= Mewbourne College of Earth and Energy =

The Mewbourne College of Earth and Energy is the earth science unit at the University of Oklahoma in Norman. Currently, the school has an enrollment of 931 students, of which 728 are undergraduates and 203 are graduates.

The college was chartered on January 1, 2006, under a reorganization. The college includes two schools: the Mewbourne School of Petroleum and Geological Engineering and the ConocoPhillips School of Geology and Geophysics, and the Oklahoma Geological Survey (a state agency mandated by the Oklahoma Constitution).

The main offices for the college are located in Sarkeys Energy Center on the northeast corner of campus.

On November 2, 2007, it was announced that the college would be renamed the Mewbourne College of Earth and Energy in order to honor Curtis Mewbourne, a resident of Tyler, Texas, a 1958 OU graduate in petroleum engineering and one of the college's most prolific donors (he is the namesake for the School of Petroleum and Geological Engineering). In 1982, he had endowed the Curtis Mewbourne Professorship in Petroleum Engineering. Then he made a $6 million gift in 2000 to the School of Petroleum and Geological Engineering. OU renamed the college in recognition of Mewbourne's support. In November 2000, he challenged other alumni and supporters of the college to endow undergraduate scholarships and graduate fellowships for students in petroleum engineering, geological engineering, geology and geophysics.

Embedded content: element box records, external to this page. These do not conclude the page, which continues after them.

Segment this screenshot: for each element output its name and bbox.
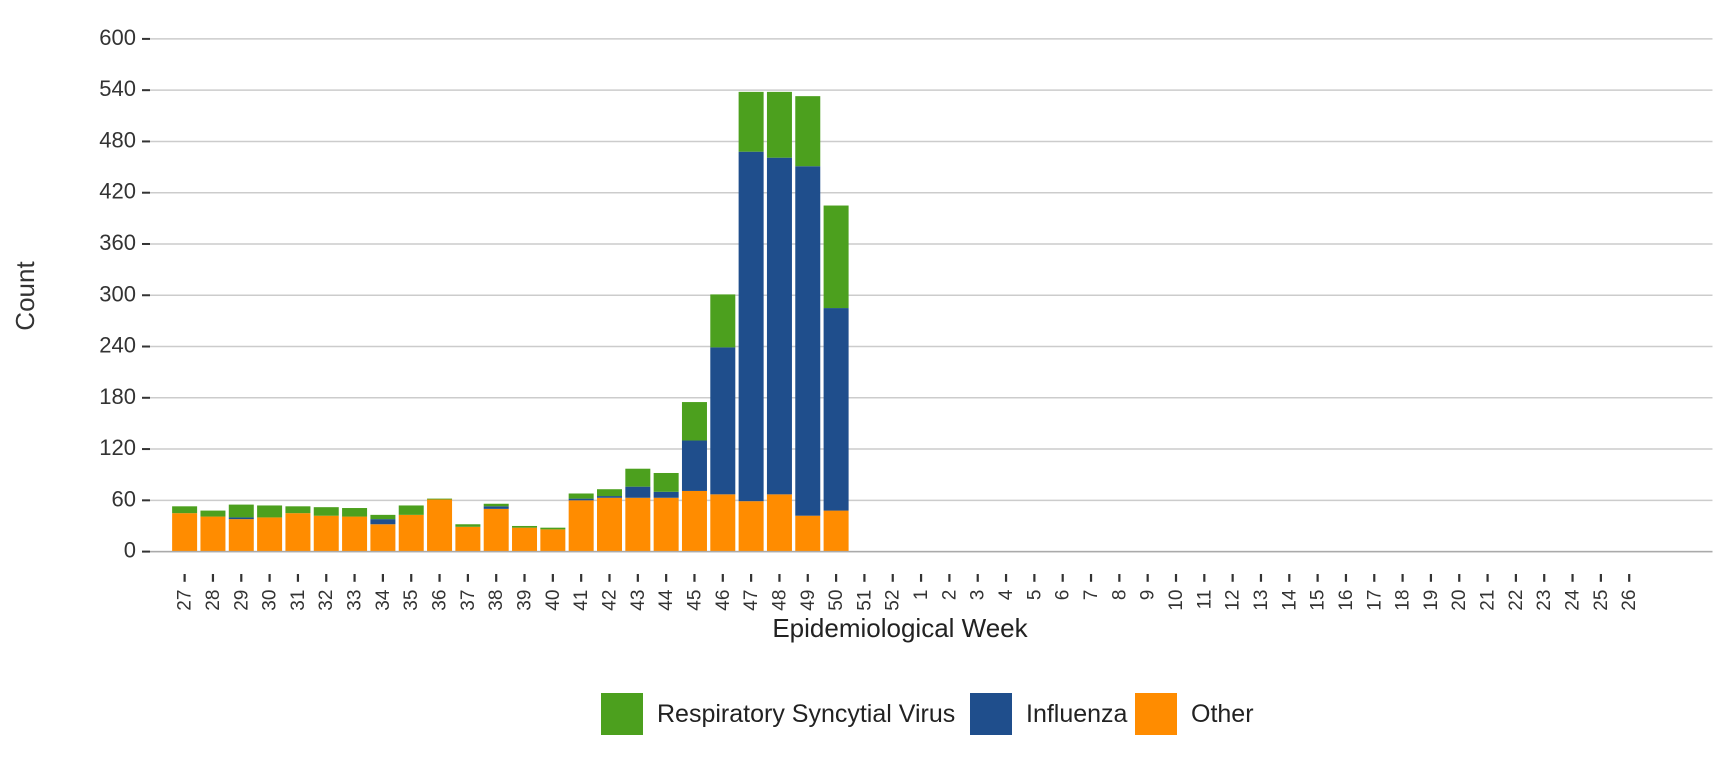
svg-text:35: 35 [401,590,422,611]
svg-text:16: 16 [1336,590,1357,611]
svg-text:22: 22 [1506,590,1527,611]
svg-text:52: 52 [883,590,904,611]
svg-text:51: 51 [854,590,875,611]
svg-text:18: 18 [1393,590,1414,611]
svg-text:50: 50 [826,590,847,611]
svg-text:0: 0 [124,538,136,563]
svg-text:11: 11 [1194,590,1215,610]
svg-text:37: 37 [458,590,479,611]
svg-text:49: 49 [798,590,819,611]
svg-text:60: 60 [112,486,136,511]
svg-text:21: 21 [1478,590,1499,611]
svg-text:300: 300 [99,281,136,306]
svg-text:540: 540 [99,76,136,101]
svg-text:120: 120 [99,435,136,460]
svg-text:13: 13 [1251,590,1272,611]
svg-text:3: 3 [968,590,989,601]
svg-text:31: 31 [288,590,309,611]
svg-text:7: 7 [1081,590,1102,601]
svg-text:42: 42 [600,590,621,611]
svg-text:38: 38 [486,590,507,611]
svg-text:30: 30 [260,590,281,611]
svg-text:34: 34 [373,589,394,611]
svg-text:28: 28 [203,590,224,611]
svg-text:27: 27 [175,590,196,611]
svg-text:10: 10 [1166,590,1187,611]
svg-text:48: 48 [769,590,790,611]
svg-text:240: 240 [99,333,136,358]
svg-text:19: 19 [1421,590,1442,611]
svg-text:1: 1 [911,590,932,601]
svg-text:25: 25 [1591,590,1612,611]
svg-text:12: 12 [1223,590,1244,611]
svg-text:45: 45 [684,590,705,611]
svg-text:44: 44 [656,589,677,611]
svg-text:46: 46 [713,590,734,611]
svg-text:8: 8 [1109,590,1130,601]
svg-text:43: 43 [628,590,649,611]
svg-text:36: 36 [430,590,451,611]
svg-text:6: 6 [1053,590,1074,601]
svg-text:480: 480 [99,127,136,152]
svg-text:5: 5 [1024,590,1045,601]
svg-text:29: 29 [231,590,252,611]
svg-text:32: 32 [316,590,337,611]
svg-text:2: 2 [939,590,960,601]
svg-text:4: 4 [996,589,1017,600]
svg-text:41: 41 [571,590,592,611]
svg-text:14: 14 [1279,589,1300,611]
svg-text:420: 420 [99,179,136,204]
svg-text:17: 17 [1364,590,1385,611]
svg-text:15: 15 [1308,590,1329,611]
svg-text:39: 39 [515,590,536,611]
svg-text:180: 180 [99,384,136,409]
svg-text:24: 24 [1563,589,1584,611]
svg-text:40: 40 [543,590,564,611]
svg-text:600: 600 [99,25,136,50]
svg-text:26: 26 [1619,590,1640,611]
svg-text:9: 9 [1138,590,1159,601]
svg-text:47: 47 [741,590,762,611]
svg-text:20: 20 [1449,590,1470,611]
svg-text:33: 33 [345,590,366,611]
svg-text:23: 23 [1534,590,1555,611]
svg-text:360: 360 [99,230,136,255]
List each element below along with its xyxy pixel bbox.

He said he would match the gifts made between then and March 2008.

==Academic programs==

- Geology
  - General
  - Petroleum Geology
  - Paleontology
- Geophysics
  - General
  - Exploration
- Petroleum Engineering

==Notable faculty==
David Deming, professor at the University of Oklahoma, and global warming critic, later was transferred to the College of Arts and Sciences.